The tandem cell is fixed together instead of being developed as a monolithic solar cell in which all layers are grown on a single substrate. Due to this, the SiGe can be removed and repeatedly reused, which thus reduces the manufacturing costs.

“Adding that one layer of the gallium arsenide phosphide can really boost the efficiency of the solar cell but because of the unique ability to etch away the silicon germanium and reuse it, the cost is kept low because you can amortize that silicon germanium cost over the course of manufacturing many cells,” Fitzgerald adds.

Filling a market gap

Fitzgerald assumes that the step cell positions itself well into the prevailing gap of the solar PV market, between the extreme low-efficiency and high-efficiency industrial applications. The increase in volume in this market gap demands a reduction in the manufacturing costs in the future.

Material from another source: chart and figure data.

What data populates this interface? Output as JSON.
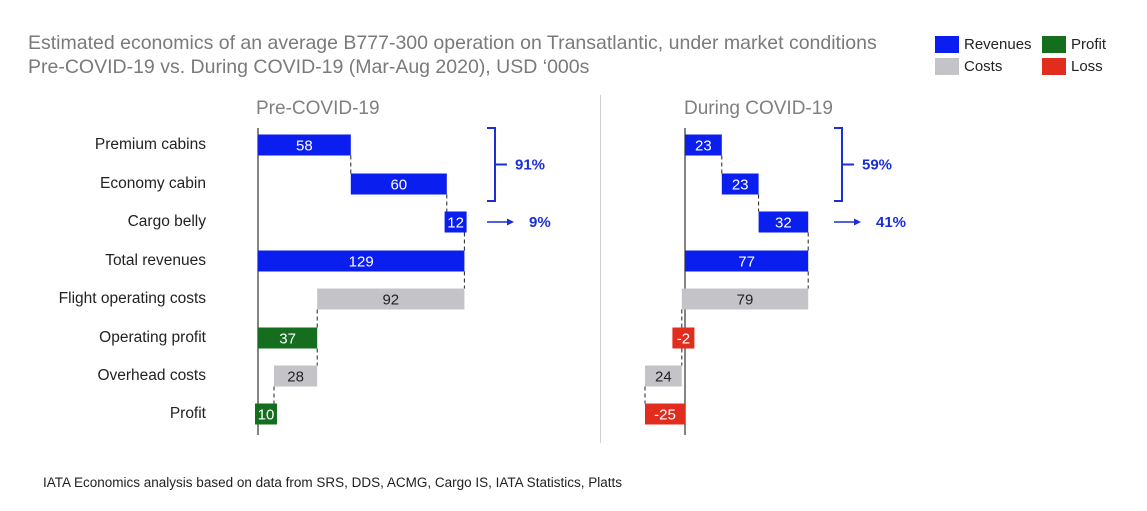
{
  "chart_data": {
    "type": "waterfall",
    "title": "Estimated economics of an average B777-300 operation on Transatlantic, under market conditions Pre-COVID-19 vs. During COVID-19 (Mar-Aug 2020), USD ‘000s",
    "categories": [
      "Premium cabins",
      "Economy cabin",
      "Cargo belly",
      "Total revenues",
      "Flight operating costs",
      "Operating profit",
      "Overhead costs",
      "Profit"
    ],
    "legend": [
      {
        "label": "Revenues",
        "color": "#0a1ef0"
      },
      {
        "label": "Profit",
        "color": "#146e1e"
      },
      {
        "label": "Costs",
        "color": "#c4c4c8"
      },
      {
        "label": "Loss",
        "color": "#e02d1e"
      }
    ],
    "legend_position": "top-right",
    "panels": [
      {
        "name": "Pre-COVID-19",
        "bars": [
          {
            "label": "58",
            "value": 58,
            "start": 0,
            "end": 58,
            "kind": "Revenues"
          },
          {
            "label": "60",
            "value": 60,
            "start": 58,
            "end": 118,
            "kind": "Revenues"
          },
          {
            "label": "12",
            "value": 12,
            "start": 118,
            "end": 129,
            "kind": "Revenues"
          },
          {
            "label": "129",
            "value": 129,
            "start": 0,
            "end": 129,
            "kind": "Revenues"
          },
          {
            "label": "92",
            "value": 92,
            "start": 37,
            "end": 129,
            "kind": "Costs"
          },
          {
            "label": "37",
            "value": 37,
            "start": 0,
            "end": 37,
            "kind": "Profit"
          },
          {
            "label": "28",
            "value": 28,
            "start": 10,
            "end": 37,
            "kind": "Costs"
          },
          {
            "label": "10",
            "value": 10,
            "start": 0,
            "end": 10,
            "kind": "Profit"
          }
        ],
        "annotations": [
          {
            "text": "91%",
            "type": "brace",
            "rows": [
              0,
              1
            ]
          },
          {
            "text": "9%",
            "type": "arrow",
            "rows": [
              2
            ]
          }
        ]
      },
      {
        "name": "During COVID-19",
        "bars": [
          {
            "label": "23",
            "value": 23,
            "start": 0,
            "end": 23,
            "kind": "Revenues"
          },
          {
            "label": "23",
            "value": 23,
            "start": 23,
            "end": 46,
            "kind": "Revenues"
          },
          {
            "label": "32",
            "value": 32,
            "start": 46,
            "end": 77,
            "kind": "Revenues"
          },
          {
            "label": "77",
            "value": 77,
            "start": 0,
            "end": 77,
            "kind": "Revenues"
          },
          {
            "label": "79",
            "value": 79,
            "start": -2,
            "end": 77,
            "kind": "Costs"
          },
          {
            "label": "-2",
            "value": -2,
            "start": -2,
            "end": 0,
            "kind": "Loss"
          },
          {
            "label": "24",
            "value": 24,
            "start": -25,
            "end": -2,
            "kind": "Costs"
          },
          {
            "label": "-25",
            "value": -25,
            "start": -25,
            "end": 0,
            "kind": "Loss"
          }
        ],
        "annotations": [
          {
            "text": "59%",
            "type": "brace",
            "rows": [
              0,
              1
            ]
          },
          {
            "text": "41%",
            "type": "arrow",
            "rows": [
              2
            ]
          }
        ]
      }
    ],
    "source": "IATA Economics analysis based on data from SRS, DDS, ACMG, Cargo IS, IATA Statistics, Platts"
  }
}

This research started as one of nine Masdar Institute-MIT Flagship Research Projects, which are extremely significant projects involving students and faculty from both universities. The MIT and Masdar Institute Cooperative Program enables launching the Masdar Institute in 2007. The partnership of these two institutes in the research field addresses global sustainability and energy issues, and also aims at developing research and development capabilities in Abu Dhabi.

Comments

  1. Neil Farbstein Neil Farbstein United States says:

    Looks like a great breakthrough.